SSL is required using 128-bit encryption for server authentication. Using these security principles, jXchange provides a secure boundary between the client and Third-Party Gateway.

Authorization

The jXchange system restricts access to its interfaces using a Role Based Access Control (RBAC) system. A third-party system’s identity must have been associated with the required role for a given operation on a service.

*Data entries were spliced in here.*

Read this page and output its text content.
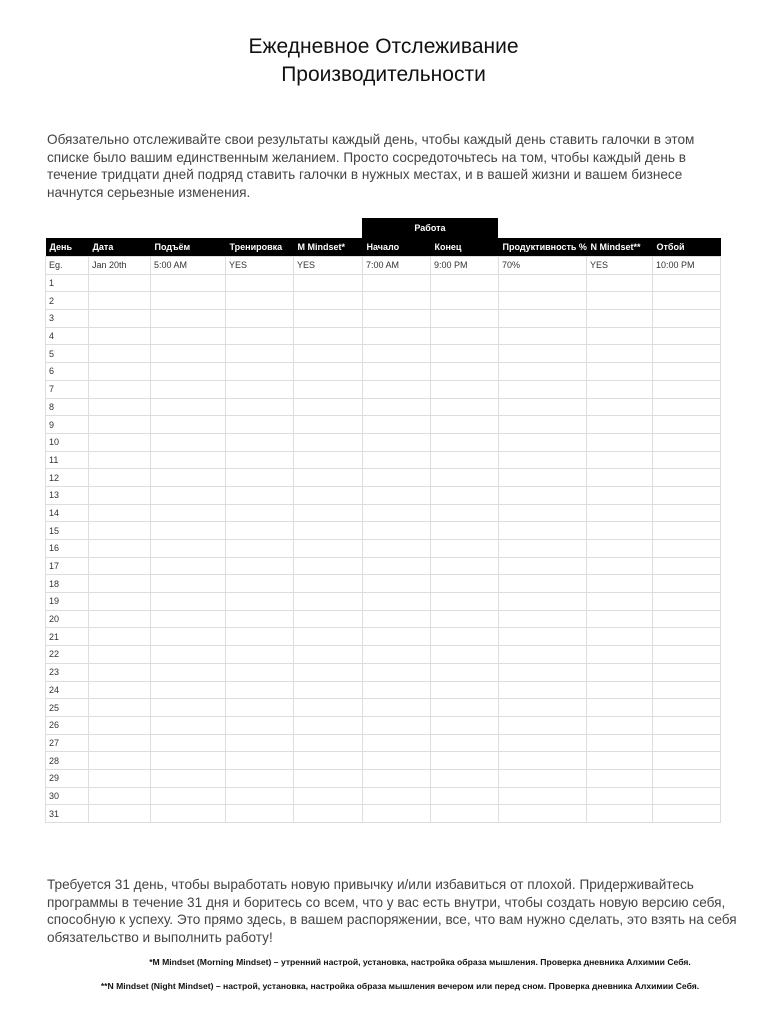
Ежедневное Отслеживание
Производительности
Обязательно отслеживайте свои результаты каждый день, чтобы каждый день ставить галочки в этом списке было вашим единственным желанием. Просто сосредоточьтесь на том, чтобы каждый день в течение тридцати дней подряд ставить галочки в нужных местах, и в вашей жизни и вашем бизнесе начнутся серьезные изменения.
Работа
День	Дата	Подъём	Тренировка	M Mindset*	Начало	Конец	Продуктивность %	N Mindset**	Отбой
Eg.	Jan 20th	5:00 AM	YES	YES	7:00 AM	9:00 PM	70%	YES	10:00 PM
1									
2									
3									
4									
5									
6									
7									
8									
9									
10									
11									
12									
13									
14									
15									
16									
17									
18									
19									
20									
21									
22									
23									
24									
25									
26									
27									
28									
29									
30									
31									
Требуется 31 день, чтобы выработать новую привычку и/или избавиться от плохой. Придерживайтесь программы в течение 31 дня и боритесь со всем, что у вас есть внутри, чтобы создать новую версию себя, способную к успеху. Это прямо здесь, в вашем распоряжении, все, что вам нужно сделать, это взять на себя обязательство и выполнить работу!
*M Mindset (Morning Mindset) – утренний настрой, установка, настройка образа мышления. Проверка дневника Алхимии Себя.
**N Mindset (Night Mindset) – настрой, установка, настройка образа мышления вечером или перед сном. Проверка дневника Алхимии Себя.
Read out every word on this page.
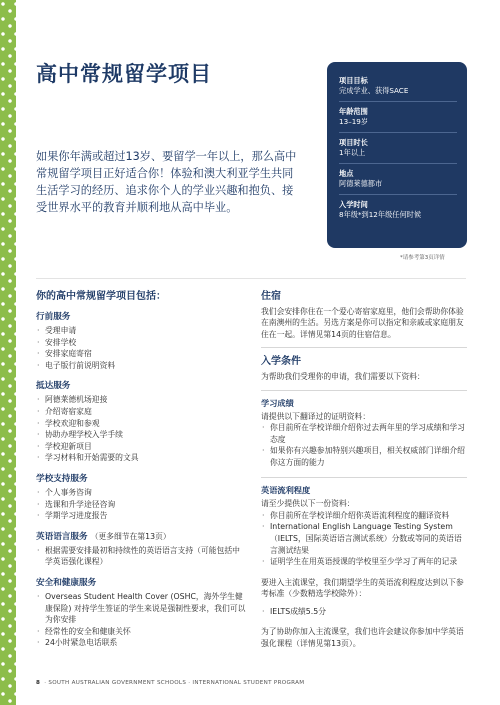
高中常规留学项目

如果你年满或超过13岁、要留学一年以上，那么高中常规留学项目正好适合你！体验和澳大利亚学生共同生活学习的经历、追求你个人的学业兴趣和抱负、接受世界水平的教育并顺利地从高中毕业。

项目目标
完成学业、获得SACE
年龄范围
13–19岁
项目时长
1年以上
地点
阿德莱德都市
入学时间
8年级*到12年级任何时候
*请参考第3页详情
你的高中常规留学项目包括：
行前服务
· 受理申请
· 安排学校
· 安排家庭寄宿
· 电子版行前说明资料
抵达服务
· 阿德莱德机场迎接
· 介绍寄宿家庭
· 学校欢迎和参观
· 协助办理学校入学手续
· 学校迎新项目
· 学习材料和开始需要的文具
学校支持服务
· 个人事务咨询
· 选课和升学途径咨询
· 学期学习进度报告
英语语言服务 （更多细节在第13页）
· 根据需要安排最初和持续性的英语语言支持（可能包括中学英语强化课程）
安全和健康服务
· Overseas Student Health Cover (OSHC，海外学生健康保险) 对持学生签证的学生来说是强制性要求，我们可以为你安排
· 经常性的安全和健康关怀
· 24小时紧急电话联系
住宿

我们会安排你住在一个爱心寄宿家庭里，他们会帮助你体验在南澳州的生活。另选方案是你可以指定和亲戚或家庭朋友住在一起。详情见第14页的住宿信息。

入学条件

为帮助我们受理你的申请，我们需要以下资料：

学习成绩

请提供以下翻译过的证明资料：

· 你目前所在学校详细介绍你过去两年里的学习成绩和学习态度
· 如果你有兴趣参加特别兴趣项目，相关权威部门详细介绍你这方面的能力
英语流利程度

请至少提供以下一份资料：

· 你目前所在学校详细介绍你英语流利程度的翻译资料
· International English Language Testing System（IELTS，国际英语语言测试系统）分数或等同的英语语言测试结果
· 证明学生在用英语授课的学校里至少学习了两年的记录

要进入主流课堂，我们期望学生的英语流利程度达到以下参考标准（少数精选学校除外）：

· IELTS成绩5.5分

为了协助你加入主流课堂，我们也许会建议你参加中学英语强化课程（详情见第13页）。

8 · SOUTH AUSTRALIAN GOVERNMENT SCHOOLS · INTERNATIONAL STUDENT PROGRAM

The institution, a JH client, manages the association of roles to identities. A given identity can be associated with more than one role. An operation on a service may restrict access by requiring a role, may deny access to callers that are a member of a particular role, or may not restrict access to the operation at all.

The jXchange system restricts access to operations using RBAC. Bank association also restricts access. The caller must be associated with the bank the target service has been assigned to. The institution also controls the assignments of callers to banks.

Certificates

Symantec® Certificates are issued by Symantec®, the company that purchased TC TrustCenter. Jack Henry has a business relationship with Symantec® and provides highly trusted and secure certificates.

jXchange only utilizes server-based certificates. It does not require client certificate processing. The publicly trusted root of the SSL certificate must be in the application’s proper certificate store for processing.